We introduce a greedy algorithm for the adaptive Fano coding. We formalize the partitioning algorithms for the multi-symbol input and the binary output. The empirical results on the well-known benchmarks demonstrate the advantageous properties of our greedy algorithm. This greedy algorithm has also been extended for the multi-symbol output alphabet.
We also present a more efficient algorithm which uses a new tree structure derived from the binary search tree, namely the Fano binary search tree. This new scheme, the corresponding tree-based operators, and the conditional shifting heuristic used to consistently maintain this Fano tree, have been theoretically analyzed and tested on well-known benchmarks files.

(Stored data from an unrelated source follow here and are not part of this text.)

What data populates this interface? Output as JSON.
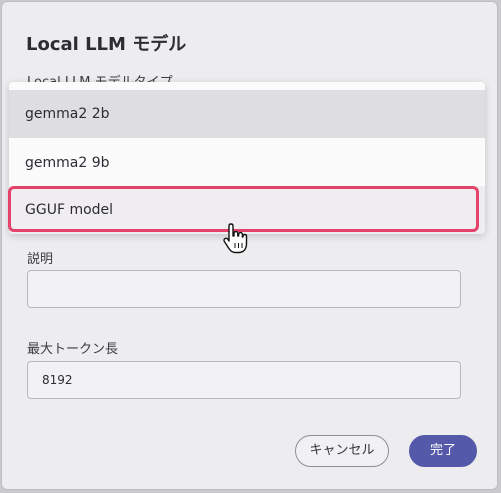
{
  "dialog": {
    "title": "Local LLM モデル",
    "type_label": "Local LLM モデルタイプ",
    "description_label": "説明",
    "description_value": "",
    "max_tokens_label": "最大トークン長",
    "max_tokens_value": "8192",
    "cancel_label": "キャンセル",
    "ok_label": "完了"
  },
  "dropdown": {
    "options": [
      "gemma2 2b",
      "gemma2 9b",
      "GGUF model"
    ],
    "highlighted_index": 2
  },
  "colors": {
    "accent": "#5559a9",
    "highlight_border": "#e3436b"
  },
  "icons": {
    "cursor": "hand-pointer-icon"
  }
}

In the area of pattern recognition, we present the formal theory for optimal pairwise linear classifiers, and a formal analysis of why heuristic functions work. With regard to the theory of optimal pairwise linear classifiers, we derive the necessary and sufficient conditions for the classifier to be optimal and as a pair of straight lines for the two-dimensional case, when the underlying distribution is normal. This, in particular, resolves Minsky's paradox, which has been open since 1957. The corresponding classifiers have been empirically analyzed on synthetic and real-life data showing its superiority over the traditional Fisher's approach. These results have also been extended for the case of multi-dimensional features.
We also present a formal analysis that relates the accuracy of heuristic functions to the optimality of the solutions that heuristic algorithms yield. We prove that given a heuristic algorithm, which could utilize either of two heuristic functions, the more accurate heuristic has a higher probability of yielding a superior solution. This result has also been tested for the database query optimization problem.